BXXXT aqueous extract could demonstrate good therapeutic effects on drug-resistance H. pylori in vitro and in vivo and its mechanism comes down to the synergistic or additional antibacterial effects of berberine, emodin and luteolin, the main components of the extract; the extract could activate the immune function and enhance bactericidal effects; BXXXT aqueous extract, with main targets of BXXXT aqueous extract related to urease, virulence factors, etc., could reduce the urease and virulence of H. pylori, weaken its colonization, and reduce its inflammatory damage to the gastric mucosa.
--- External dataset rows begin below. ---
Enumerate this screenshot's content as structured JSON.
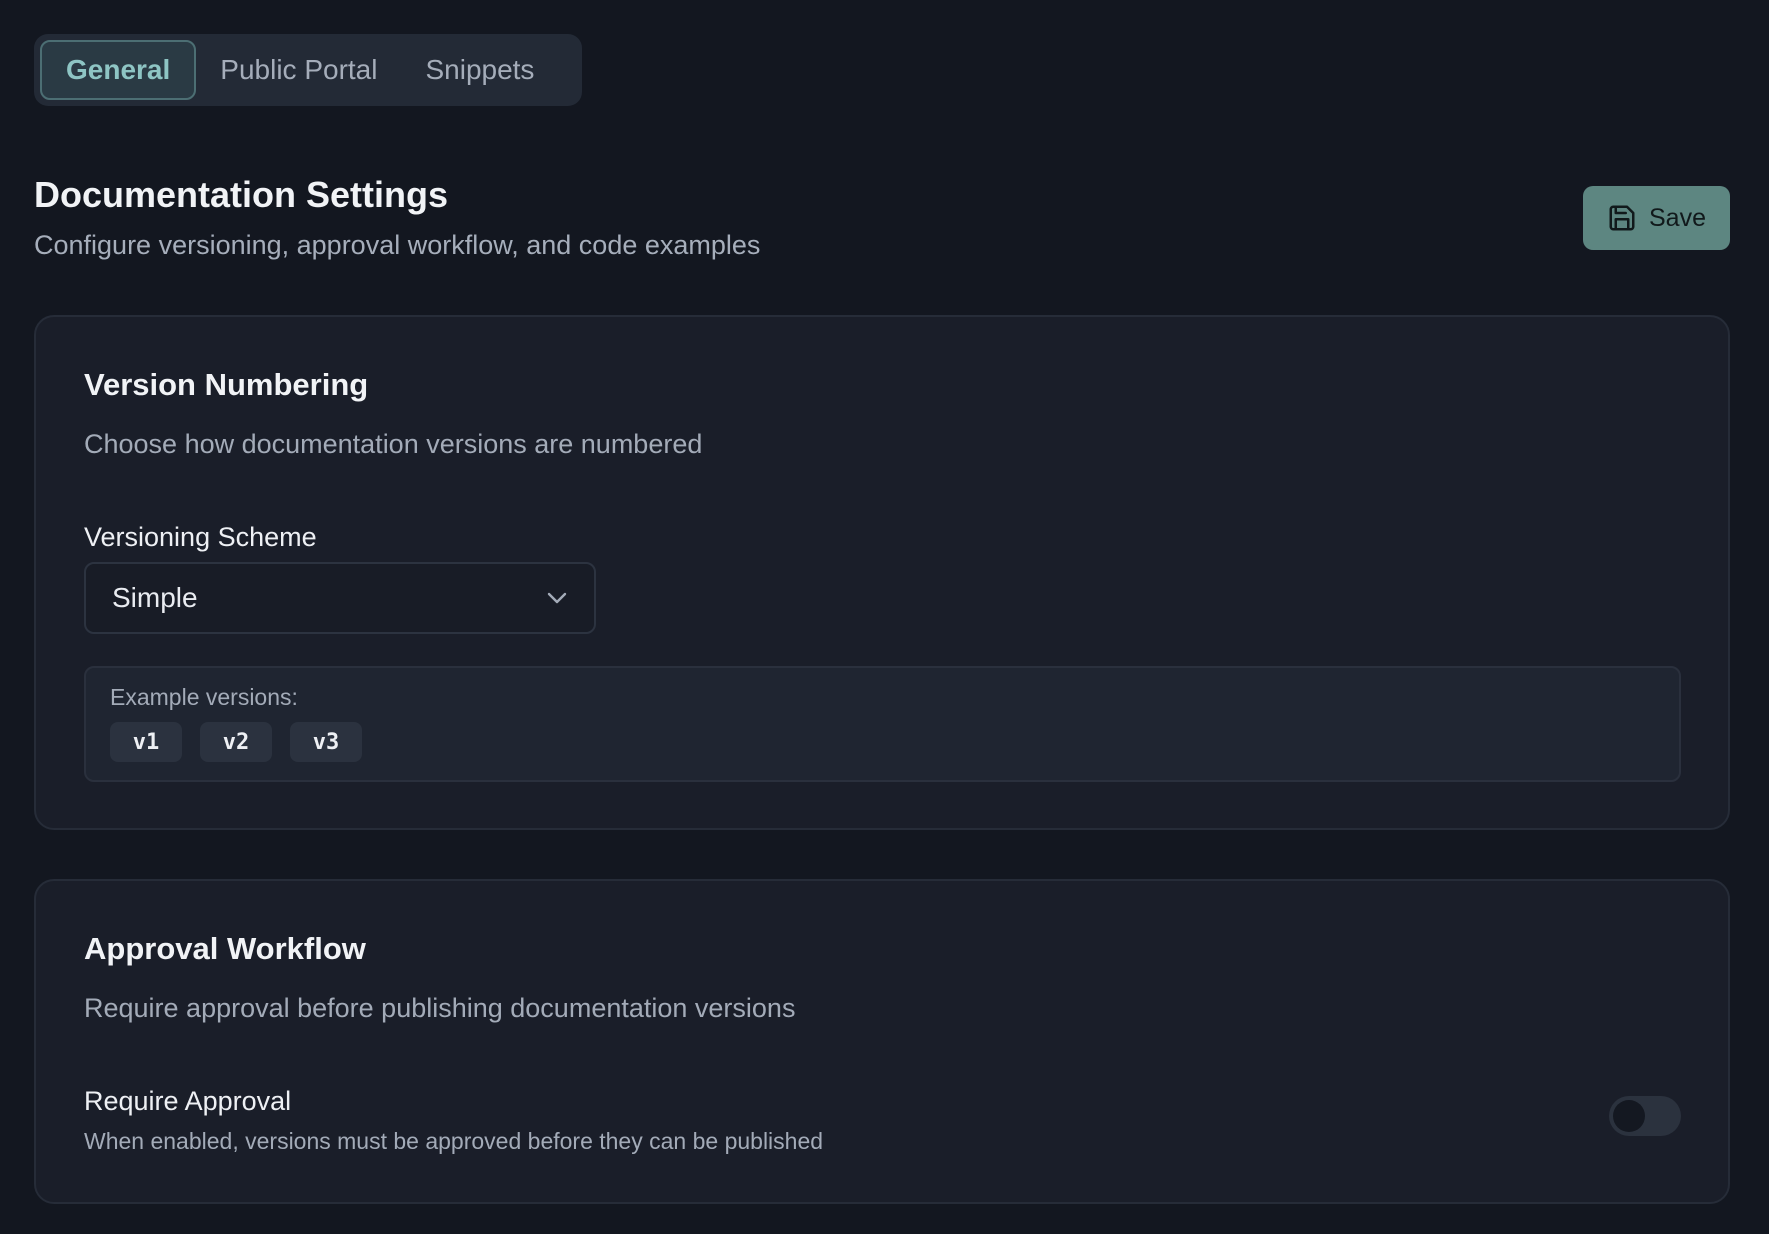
{
  "tabs": [
    {
      "label": "General",
      "active": true
    },
    {
      "label": "Public Portal",
      "active": false
    },
    {
      "label": "Snippets",
      "active": false
    }
  ],
  "header": {
    "title": "Documentation Settings",
    "subtitle": "Configure versioning, approval workflow, and code examples",
    "save_label": "Save",
    "save_icon": "save-icon"
  },
  "version_numbering": {
    "title": "Version Numbering",
    "description": "Choose how documentation versions are numbered",
    "scheme_label": "Versioning Scheme",
    "scheme_value": "Simple",
    "examples_label": "Example versions:",
    "examples": [
      "v1",
      "v2",
      "v3"
    ]
  },
  "approval_workflow": {
    "title": "Approval Workflow",
    "description": "Require approval before publishing documentation versions",
    "require_label": "Require Approval",
    "require_hint": "When enabled, versions must be approved before they can be published",
    "require_enabled": false
  },
  "colors": {
    "background": "#131720",
    "card": "#1a1e29",
    "accent": "#5d8681",
    "active_tab_text": "#8ec5c4"
  }
}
Keywords: Banxia Xiexin decoction; Helicobacter pylori; Drug resistance; Therapeutic effects; Mechanism

Core Tip: The failure rate of treating Helicobacter pylori (H. pylori) infectious diseases is increasing, leading to an urgent need to study and develop anti-H. pylori drugs. Banxia Xiexin decoction (BXXX) has a good effect on Hp infection and Hp-infection-related diseases. However, its pharmacological mechanism remains unclear, and whether it has an effect on drug-resistant H. pylori infection has not been confirmed by animal experiments. Our study confirms that BXXX decoction (BXXXT) has good therapeutic effects on drug-resistant H. pylori infection through in vivo and in vitro experiments in mice, then the composition of BXXXT and effective components, the immunomodulatory effect, the main target were verified. We preliminarily explain why BXXXT has a good effects.